Но вот пришёл час окончания войны, и он вернулся. Живым. И теперь он больше кого-либо другого имеет право любить. И Виталий ехал по родному городу в колонне да с то угасающей, а то оживающей надеждой выглядывал из кабины Урала. А вдруг и она, Марина, здесь. Среди вот этих вот девчонок и женщин по обочинам, что плача от одновременных радости, горя и жалости, счастливо шепчут, повторяя написанное на бортах огромных военных машин: "Прощай Чечня" да бросают под колёса охапки цветов. Да, Марина точно здесь, просто он её в толпе не видит. Много хороших людей вышло их встречать – от повальной безработицы и повсеместной невыплаты зарплат, половина городка, если не весь, служат и работают в дивизии. Не сам кто-то, то обязательно родственник или товарищ. Дивизия, по сути, и была всем этим городком. И Марина, верное слово, приходила к КПП, спрашивала о нём, а ей, разумеется, сказали, что он уехал в Чечню. И всё это время девушка верно его ждала. А не писала потому что не знала толком, куда. Да, и никто не знал.
Поначалу дивизии предстояло бить бандитов в Дагестане, вместе с остальными частями, принявшими на себя первый удар хаттабовцев, но уже в пути следования её внезапно перекинули в Кизляр близ Моздока, где до самого последнего дня необычайно тёплого и сухого для сибиряков октября торчали в резерве. И лишь в ноябре, растянувшись на много – много километров от Осетинской границы, походным порядком выдвинулась к северным окраинам Грозного, где и проторчали в холодных окопах половину зимы на Терском хребте под еженощным снайперским огнём чехов.

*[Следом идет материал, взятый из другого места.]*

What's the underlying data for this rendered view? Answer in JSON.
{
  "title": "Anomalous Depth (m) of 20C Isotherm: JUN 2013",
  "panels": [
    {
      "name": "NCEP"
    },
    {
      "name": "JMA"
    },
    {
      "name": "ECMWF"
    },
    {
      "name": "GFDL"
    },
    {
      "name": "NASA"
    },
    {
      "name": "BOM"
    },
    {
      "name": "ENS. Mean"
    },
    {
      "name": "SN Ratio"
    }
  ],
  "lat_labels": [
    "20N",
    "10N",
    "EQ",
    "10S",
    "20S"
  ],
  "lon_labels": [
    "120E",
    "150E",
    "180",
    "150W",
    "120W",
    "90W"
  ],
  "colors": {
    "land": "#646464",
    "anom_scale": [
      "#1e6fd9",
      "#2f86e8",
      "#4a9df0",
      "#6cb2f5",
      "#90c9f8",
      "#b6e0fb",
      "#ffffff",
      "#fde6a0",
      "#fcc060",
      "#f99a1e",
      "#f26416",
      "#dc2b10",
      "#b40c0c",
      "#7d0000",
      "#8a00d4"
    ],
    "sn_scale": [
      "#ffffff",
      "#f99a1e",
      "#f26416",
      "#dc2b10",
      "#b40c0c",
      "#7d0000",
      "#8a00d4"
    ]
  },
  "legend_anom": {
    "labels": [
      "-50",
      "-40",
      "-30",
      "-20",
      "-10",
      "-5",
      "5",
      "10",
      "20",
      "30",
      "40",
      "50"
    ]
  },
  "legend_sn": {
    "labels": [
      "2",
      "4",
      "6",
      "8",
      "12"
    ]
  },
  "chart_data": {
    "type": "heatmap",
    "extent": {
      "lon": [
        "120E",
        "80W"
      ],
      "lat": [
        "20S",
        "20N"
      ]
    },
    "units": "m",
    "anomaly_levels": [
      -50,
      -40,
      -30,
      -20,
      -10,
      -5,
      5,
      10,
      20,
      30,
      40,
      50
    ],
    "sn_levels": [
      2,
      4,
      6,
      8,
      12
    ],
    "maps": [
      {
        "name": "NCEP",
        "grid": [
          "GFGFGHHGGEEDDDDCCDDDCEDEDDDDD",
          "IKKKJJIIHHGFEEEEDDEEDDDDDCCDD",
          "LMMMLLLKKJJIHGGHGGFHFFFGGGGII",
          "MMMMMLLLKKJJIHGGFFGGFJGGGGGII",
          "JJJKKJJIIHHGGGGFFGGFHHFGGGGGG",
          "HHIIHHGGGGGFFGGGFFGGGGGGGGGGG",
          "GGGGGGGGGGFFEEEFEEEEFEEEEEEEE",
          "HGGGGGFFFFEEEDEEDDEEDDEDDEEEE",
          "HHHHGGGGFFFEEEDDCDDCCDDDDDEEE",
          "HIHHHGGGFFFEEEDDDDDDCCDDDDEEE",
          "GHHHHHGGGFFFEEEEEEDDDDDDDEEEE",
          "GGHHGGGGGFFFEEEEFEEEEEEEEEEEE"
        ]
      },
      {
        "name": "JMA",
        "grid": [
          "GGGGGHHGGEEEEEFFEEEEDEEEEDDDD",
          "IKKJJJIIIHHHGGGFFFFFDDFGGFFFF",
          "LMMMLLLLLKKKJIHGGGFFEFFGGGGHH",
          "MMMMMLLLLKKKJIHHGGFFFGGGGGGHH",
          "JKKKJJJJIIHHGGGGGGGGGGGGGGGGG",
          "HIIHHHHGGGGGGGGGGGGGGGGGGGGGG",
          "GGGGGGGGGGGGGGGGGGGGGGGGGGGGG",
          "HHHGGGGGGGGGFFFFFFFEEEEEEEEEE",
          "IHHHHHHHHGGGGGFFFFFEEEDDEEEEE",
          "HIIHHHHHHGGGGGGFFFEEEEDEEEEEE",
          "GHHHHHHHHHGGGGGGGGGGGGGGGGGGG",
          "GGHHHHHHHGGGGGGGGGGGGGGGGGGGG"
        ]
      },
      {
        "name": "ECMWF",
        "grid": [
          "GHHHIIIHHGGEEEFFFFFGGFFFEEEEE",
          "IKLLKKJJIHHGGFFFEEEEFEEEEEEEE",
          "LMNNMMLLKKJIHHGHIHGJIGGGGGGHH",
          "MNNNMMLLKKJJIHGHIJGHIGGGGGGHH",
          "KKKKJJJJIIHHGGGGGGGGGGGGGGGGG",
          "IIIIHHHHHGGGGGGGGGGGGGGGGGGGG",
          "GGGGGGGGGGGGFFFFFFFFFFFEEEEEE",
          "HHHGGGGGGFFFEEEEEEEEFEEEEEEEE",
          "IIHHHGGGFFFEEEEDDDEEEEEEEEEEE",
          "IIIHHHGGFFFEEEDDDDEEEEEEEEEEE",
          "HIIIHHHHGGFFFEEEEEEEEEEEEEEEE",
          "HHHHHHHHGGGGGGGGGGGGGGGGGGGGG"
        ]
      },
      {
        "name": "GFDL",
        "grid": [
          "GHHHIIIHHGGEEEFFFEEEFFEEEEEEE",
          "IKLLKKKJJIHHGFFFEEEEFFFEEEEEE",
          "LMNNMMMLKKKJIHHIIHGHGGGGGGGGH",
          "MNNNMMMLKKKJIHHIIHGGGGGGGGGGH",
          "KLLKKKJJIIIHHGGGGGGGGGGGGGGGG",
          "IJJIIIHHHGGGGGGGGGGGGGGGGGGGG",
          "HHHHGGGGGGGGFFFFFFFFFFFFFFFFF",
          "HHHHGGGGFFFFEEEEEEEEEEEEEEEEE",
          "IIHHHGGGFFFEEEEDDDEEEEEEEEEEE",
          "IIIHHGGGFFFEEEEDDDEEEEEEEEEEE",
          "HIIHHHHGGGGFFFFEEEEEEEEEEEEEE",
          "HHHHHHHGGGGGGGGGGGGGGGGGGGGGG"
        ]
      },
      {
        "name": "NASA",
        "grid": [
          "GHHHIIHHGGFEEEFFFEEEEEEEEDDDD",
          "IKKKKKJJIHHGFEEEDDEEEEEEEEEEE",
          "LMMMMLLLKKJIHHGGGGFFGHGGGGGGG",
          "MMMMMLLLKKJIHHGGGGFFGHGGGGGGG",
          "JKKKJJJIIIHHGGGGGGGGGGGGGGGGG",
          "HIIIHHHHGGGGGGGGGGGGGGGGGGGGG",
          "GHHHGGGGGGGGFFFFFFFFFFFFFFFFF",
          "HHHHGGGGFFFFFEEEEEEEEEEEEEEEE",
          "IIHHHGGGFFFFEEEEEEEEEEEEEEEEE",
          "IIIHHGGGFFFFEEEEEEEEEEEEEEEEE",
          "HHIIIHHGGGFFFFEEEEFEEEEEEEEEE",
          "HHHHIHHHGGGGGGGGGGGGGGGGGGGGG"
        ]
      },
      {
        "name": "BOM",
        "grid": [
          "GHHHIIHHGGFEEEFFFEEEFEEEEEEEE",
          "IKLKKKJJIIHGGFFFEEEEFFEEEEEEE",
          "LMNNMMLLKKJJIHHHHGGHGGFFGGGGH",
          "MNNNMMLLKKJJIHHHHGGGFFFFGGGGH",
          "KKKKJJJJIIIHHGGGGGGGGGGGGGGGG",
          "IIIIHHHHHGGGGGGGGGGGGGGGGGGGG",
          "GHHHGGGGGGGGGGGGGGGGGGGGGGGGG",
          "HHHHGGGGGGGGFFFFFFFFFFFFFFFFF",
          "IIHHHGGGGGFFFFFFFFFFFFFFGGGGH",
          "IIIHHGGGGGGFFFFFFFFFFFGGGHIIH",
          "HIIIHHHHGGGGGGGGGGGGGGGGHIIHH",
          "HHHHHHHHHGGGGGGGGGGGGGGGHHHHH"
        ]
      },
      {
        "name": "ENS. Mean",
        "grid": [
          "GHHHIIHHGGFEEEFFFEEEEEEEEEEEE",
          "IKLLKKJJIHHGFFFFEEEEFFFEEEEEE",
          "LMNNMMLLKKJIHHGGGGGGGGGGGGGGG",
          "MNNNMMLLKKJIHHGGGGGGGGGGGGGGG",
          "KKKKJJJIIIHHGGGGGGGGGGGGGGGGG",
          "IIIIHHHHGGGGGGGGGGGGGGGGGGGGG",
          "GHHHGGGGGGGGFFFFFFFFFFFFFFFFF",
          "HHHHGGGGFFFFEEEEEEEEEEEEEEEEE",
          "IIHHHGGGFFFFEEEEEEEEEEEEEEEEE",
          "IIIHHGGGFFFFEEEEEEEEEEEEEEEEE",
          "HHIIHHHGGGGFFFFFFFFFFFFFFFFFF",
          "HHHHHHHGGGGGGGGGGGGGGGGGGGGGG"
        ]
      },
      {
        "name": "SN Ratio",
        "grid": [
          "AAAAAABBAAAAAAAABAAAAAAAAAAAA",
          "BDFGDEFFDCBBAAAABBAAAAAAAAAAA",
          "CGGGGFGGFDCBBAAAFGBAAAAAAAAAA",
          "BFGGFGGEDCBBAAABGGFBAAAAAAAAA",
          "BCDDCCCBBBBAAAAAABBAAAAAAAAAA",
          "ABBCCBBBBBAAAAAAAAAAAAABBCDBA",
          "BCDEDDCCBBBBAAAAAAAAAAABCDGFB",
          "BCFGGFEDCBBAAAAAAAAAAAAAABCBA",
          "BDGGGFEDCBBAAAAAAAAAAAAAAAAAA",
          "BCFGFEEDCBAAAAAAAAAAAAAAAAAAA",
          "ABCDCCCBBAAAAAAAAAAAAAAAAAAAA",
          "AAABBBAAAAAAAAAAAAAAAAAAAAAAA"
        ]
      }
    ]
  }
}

Никто не знал, чем закончится блокада чеченской столицы, но боевики в итоге из города ушли и попали в жуткую ловушку. Война – кто кого обманет, тот и победил в сражении. Честность на современной войне – это для книжек. А дальше были Гудермес, Аргун, Шали и Сержень-Юрт. И везде в гвардейцев стреляли, а они отвечали. Война – и где уж тут письмам доходить до солдат. Прямо как в той песне. То, что другие бойцы почту получали исправно, Виталия не смущало. Ровно до тех пор, пока колонна не вернулась в часть.